City of Penticton to study discarded needles in wake of public outcry
The City of Penticton has directed staff to launch a comprehensive study into the distribution and collection of needles following a public outcry over improperly discarded sharps.
On Tuesday, mayor and council unanimously voted to support a motion tabled by councillor Katie Robinson directing staff to review and report back with options to regulate needle distribution and collection within the city.
WATCH: (June 2019) Growing calls to combat discarded needles in Penticton after child allegedly poked in park
“It’s meant to provide a path forward to research all options, not just one or two but all options for the distribution and collection of sharps in our community,” said Robinson at the council table.
In June, a young girl was allegedly poked by a discarded needle in Skaha Lake Park.
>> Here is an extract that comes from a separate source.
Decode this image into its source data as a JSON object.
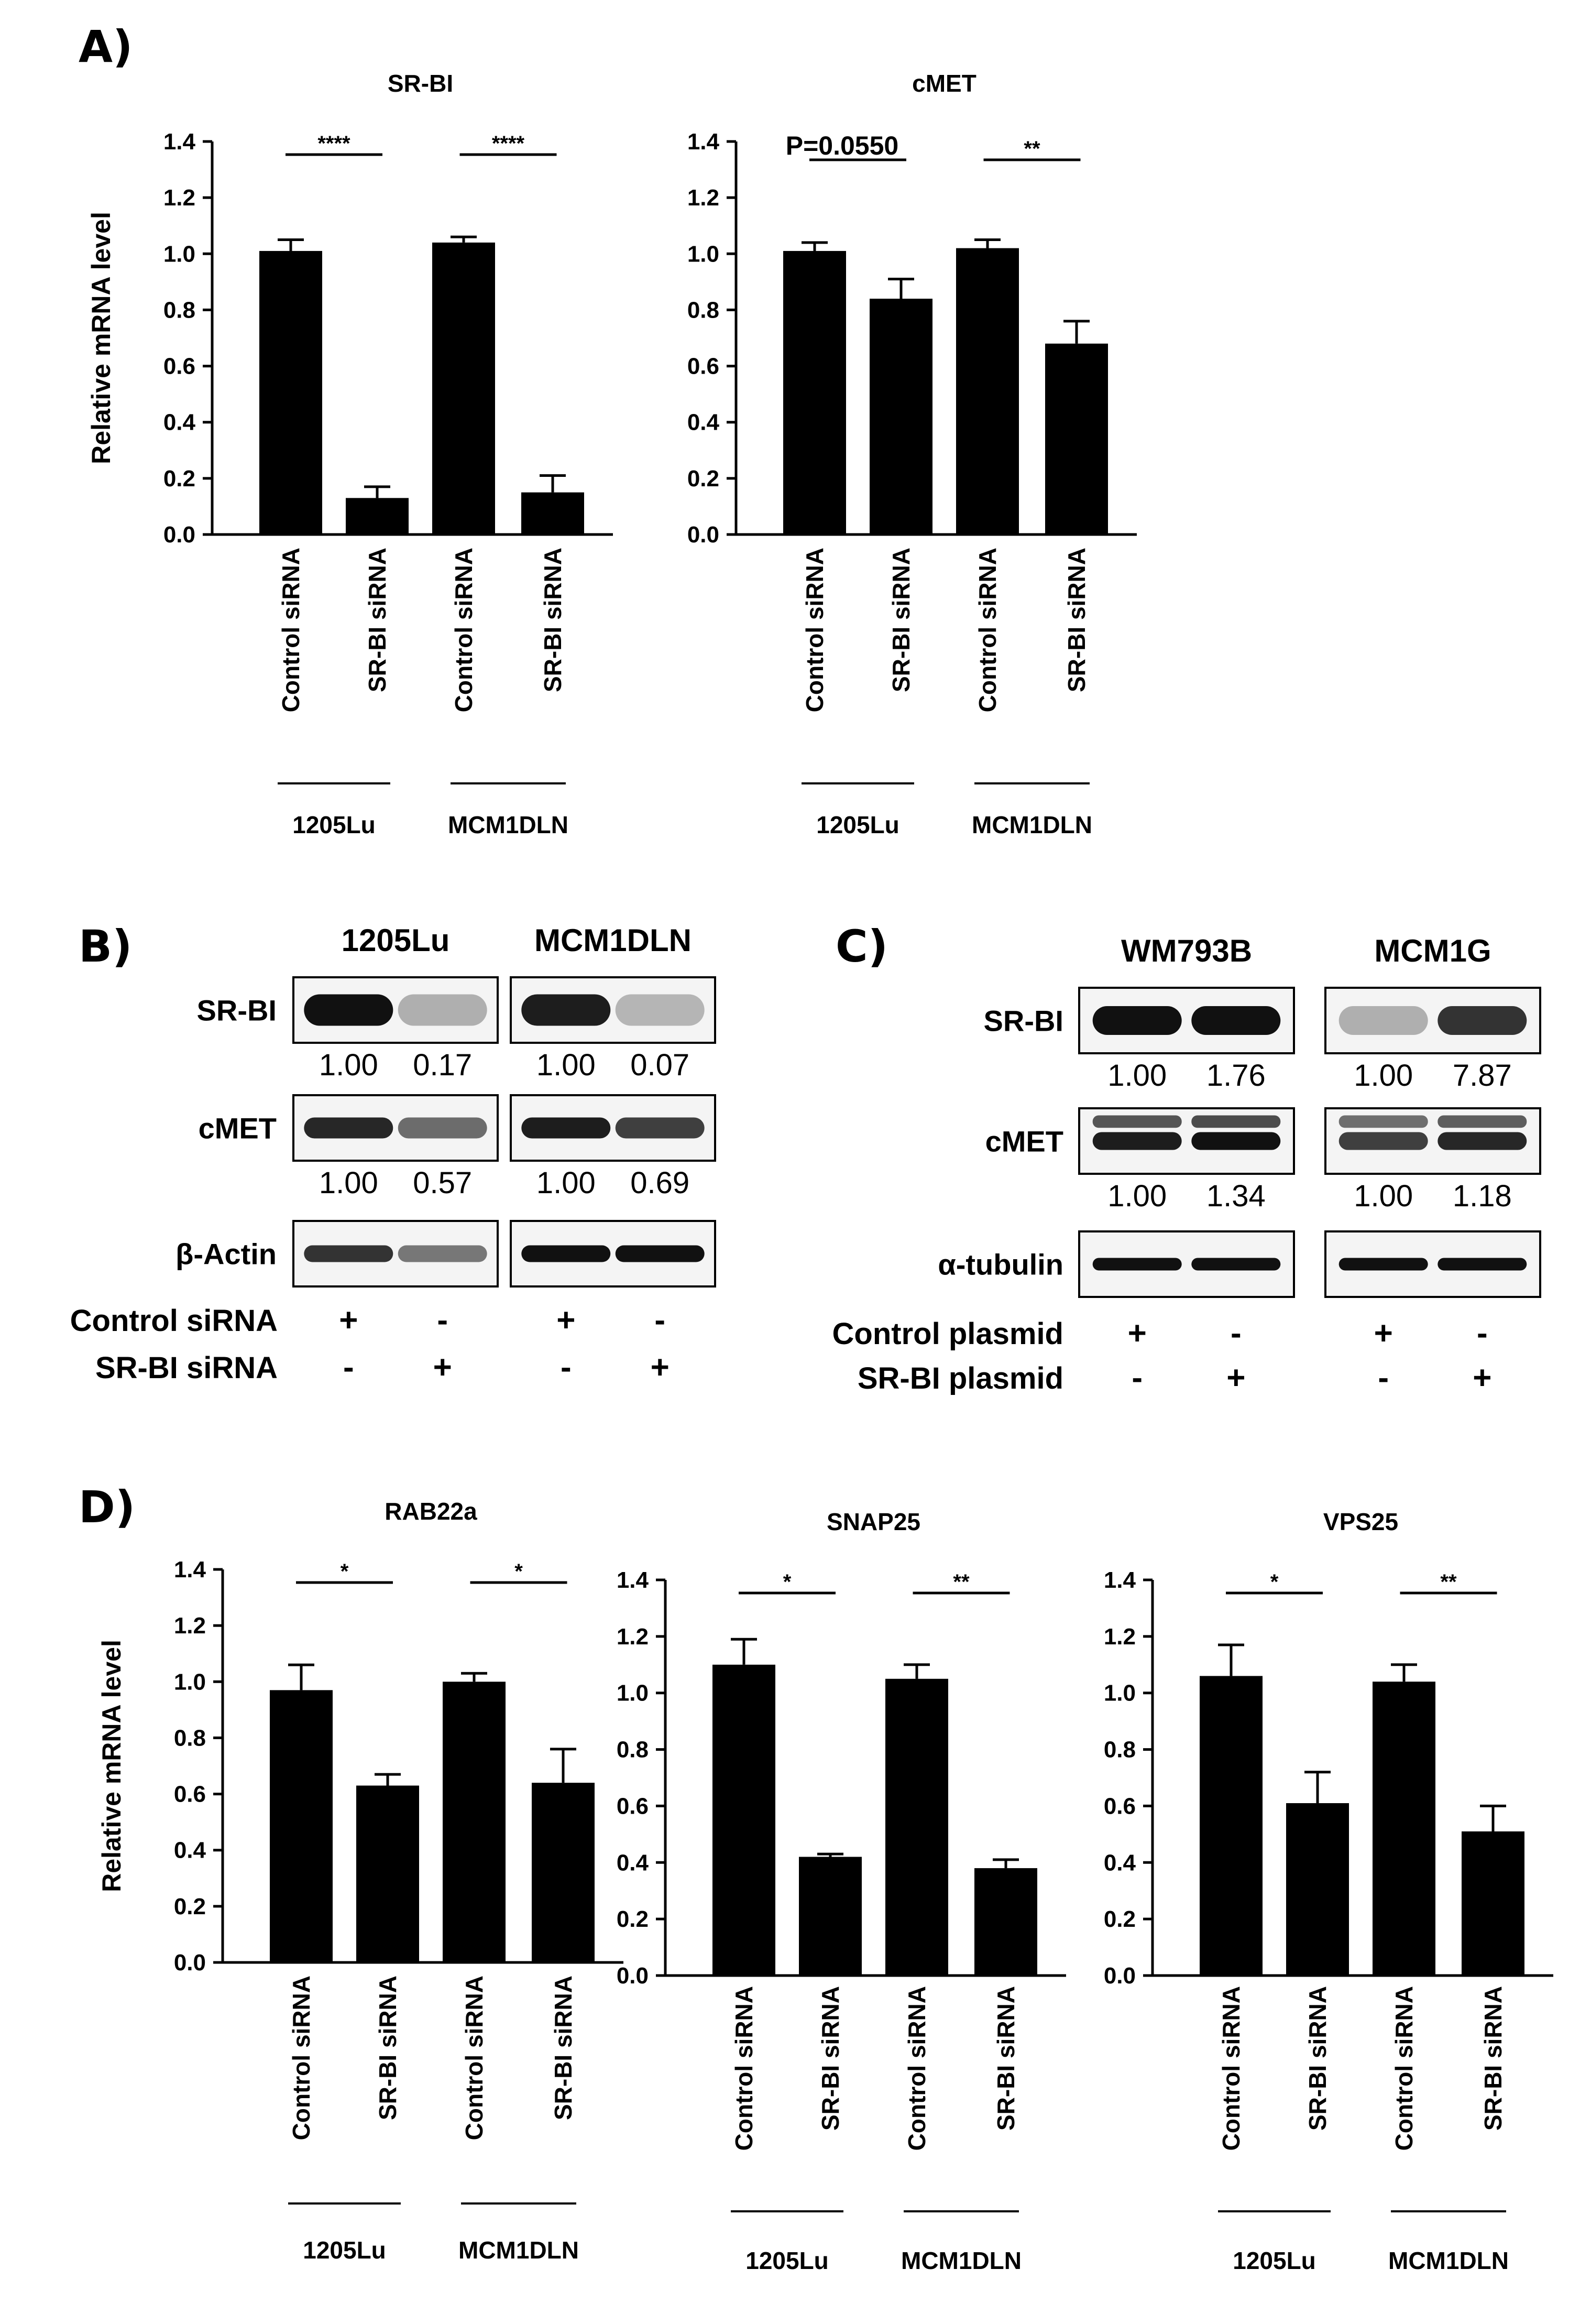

A cell phone video recorded by the child’s caretaker made the rounds on social media.
A month prior, the superintendent of the Okanagan Skaha School District spoke out about the increase in discarded needles on school property, calling it an almost daily occurrence.
A group of Penticton residents took matters into their own hands and launched a community clean up event—scouring beaches and parks for discarded sharps.
City council recently heard that 167,000 needles were distributed in Penticton last year.
WATCH: Escalating problem with needles left on Penticton school grounds (May 2019)
Interior Health said that there are approximately 440 people in the Penticton area who inject drugs and one to 10 per cent of needles handed out are improperly discarded.
Robinson said the study is necessary to address public safety.
“So it’s not just the segment of our population that the province and Interior Health is focused on because that is their job, our job as a council is to provide it for the entire community,” she said.
Councillor Judy Sentes encouraged staff to study supervised injections sites.
“IHA is not going to do it on their own unless there is community incentive or encouragement,” she said.
While some have called for the needle distribution program to be scrapped altogether, medical health officer Dr. Karin Goodison said the program is vital to public health.
“What we will see is an increase in the rate of HIV and Hepatitis C in this community as we did in the early 1990’s when we last had an overdose epidemic,” she told council earlier this month.
Regional harm reduction coordinator Lesley Coates pointed out that the risk of contracting diseases from a discarded needle is extremely low.
“We’re not concerned about it from a health perspective because one of the first things I want to point out is the risk of getting sick, getting an illness from an improperly discarded needle in the community, is extremely low,” Coates said.
Anthony Haddad, director of development services, said the study is expected to take 3-4 months to complete.